To say that my wife supports my building slingshots in my off hours from work is an understatement. I can't tell you how many times that I have come home from work, with the day's burden still heavy on me, and she will say to me, "Aww, honey. You look like you had a hard day. Why don't you go into your shop and work on some slingshots while I make you some dinner?" Can anyone of you ask for a better woman?

Presently, I have five forks that I'm working on in their various stages (which is typical) and a part of me wants her to make them as well. Oh, she does admire my work. I show her the forks, from raw forks to those barely shapes to those in the final completion stage and she is always admiring and encouraging. But when I vaguely hint to her that she could make them to and I could help her to do it she quickly changes the topic.

Earlier today, I finally levelled up with her. "Toni", I said, "I would like you to make a slingshot. I have a natural fork already selected that will require almost no carving- just bark stripping and sanding. It will be easy! Give it a try!"

But my wife is, in these matters, wiser than me. She replied, "Honey, you work in the hard world. You bring part of that world into your home; your making of slingshots; to demonstrate that you have tamed that world. But my world is soft. I'm the one who makes your world bearable. So you keep right on building your slingshots. I will allways admire your work but I will make the meals, do the laundry, decorate the home and give you the love that softens the world that you live in so that you can be acceptable in mine."
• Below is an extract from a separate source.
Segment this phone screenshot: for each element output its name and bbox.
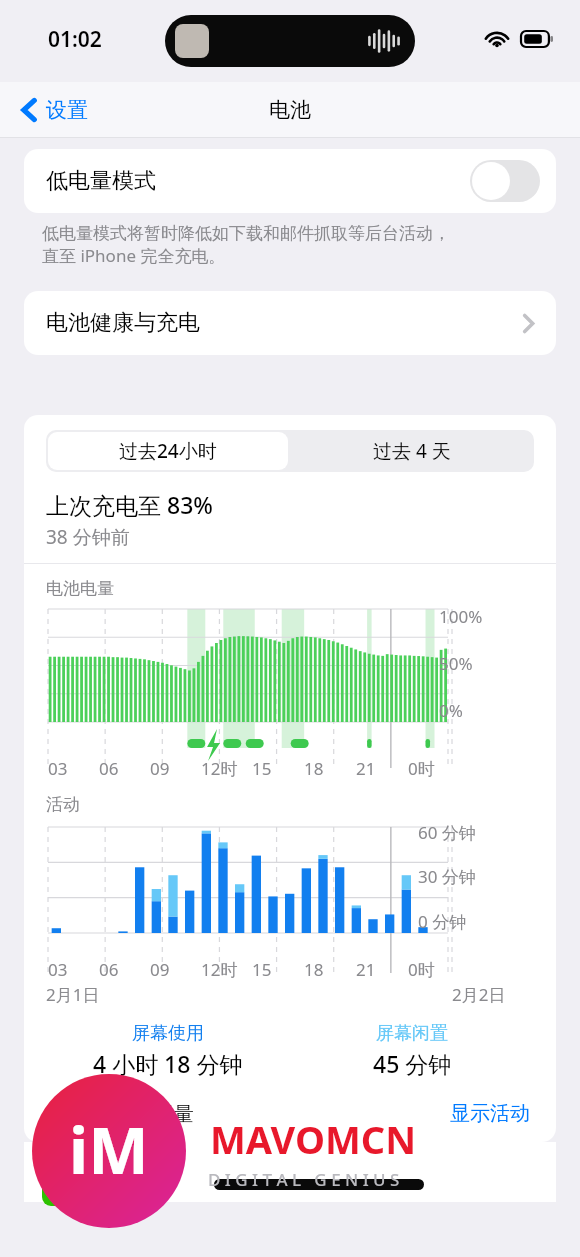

Friends, if you find such a woman, do not let her go!

-Wild Bill


----------



## bigron (Nov 29, 2012)

no kidding


----------



## treefork (Feb 1, 2010)

Awesome.


----------



## Tentacle Toast (Jan 17, 2013)

Lucky man...that right there usually runs north of $400 an hour, & that's just for an "interested GFE"...
...actually owning one is way more expensive, though 

LoL, I kid... congratulations on a cool wife


----------



## devils son in law (Sep 2, 2014)

Reminded me of a poem I heard long ago:

I have the perfect woman,

I couldn't ask for more,

She's deaf, dumb and oversexed

And owns a liquor store

You're lucky Wild Bill!


----------



## Rayshot (Feb 1, 2010)

What a wonderful attitude your wife has. And that you give her due respect and love for it!!

I am genuinely happy for you both!

Tell her we love her too!


----------



## Byudzai (Aug 31, 2013)

Hard to believe those words would actually come out of a woman's mouth, not out of a man's imagination. Bravo bud. Send her our regards!


----------



## SimpleShot (Aug 30, 2012)

You are lucky man, she deserves two extra hugs tonight!


----------



## Byudzai (Aug 31, 2013)

Wild Bill Slingshots said:


> She replied, "Honey, you work in the hard world. You bring part of that world into your home; your making of slingshots; to demonstrate that you have tamed that world. But my world is soft. I'm the one who makes your world bearable. So you keep right on building your slingshots. I will allways admire your work but I will make the meals, do the laundry, decorate the home and give you the love that softens the world that you live in so that you can be acceptable in mine."


This is such a touching and universal quote. I think I'll remember this forever; thank you again for sharing.


----------